While Nordic societies are indeed role models when it comes to gender equality, this equality stretches back centuries before the modern welfare state and reflects traditional Nordic culture.

The Nordic countries are in many ways the most gender-equal in the world, owing to their history, culture, and some beneficial policies. Therefore, foreign observers assume replicating Nordic policies is the key to women’s progress, even when facts and research tell us the opposite.

Welfare policies, high taxes that make it costly to purchase substitutable services, generous benefit systems that reduce economic incentives for full-time work, public-sector monopolies/oligopolies in female-dominated sectors, and paid-leave policies that incentivize long breaks from working life prevent women from reaching the top. Taken together, these policies create a Nordic glass ceiling. Gender quotas are unable to make up the difference, even though politicians routinely point to gender quotas as a policy success story. In reality they fall short of their objectives.

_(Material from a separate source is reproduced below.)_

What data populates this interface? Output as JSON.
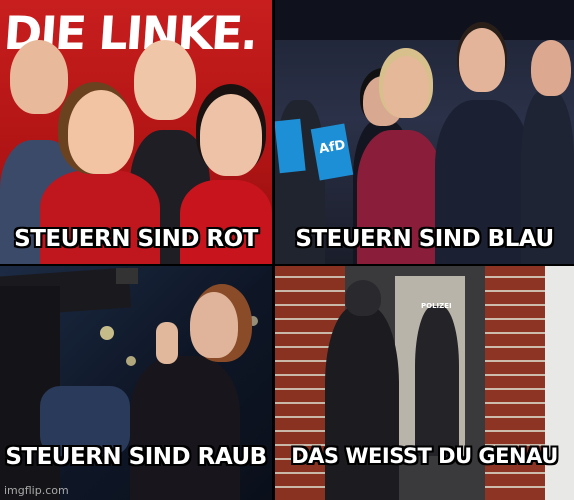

It is true that Nordic countries have high female employment rates and an unusually gender-equal history and gender-equal values, and these achievements merit admiration. Still, the proportion of women managers, executives, and business owners is disappointingly low. Several other countries that lack the advantages of the Nordics, but have more small-government and market-oriented policies, have a larger proportion of women who reach the top. This is true of the United States. The Nordic Gender Equality Paradox is important to keep in mind in countries such as the United States, where Nordic-style welfare policies are routinely touted as a way of promoting gender equality without tradeoffs.

The pattern within the Nordics is also worth keeping in mind. More women reach executive positions in Iceland, the Nordic country with a smaller welfare state, than in Denmark, the Nordic country with an unusually large welfare state. This pattern, together with various studies cited in this report, suggest that key aspects of social welfare policy hold professional women back.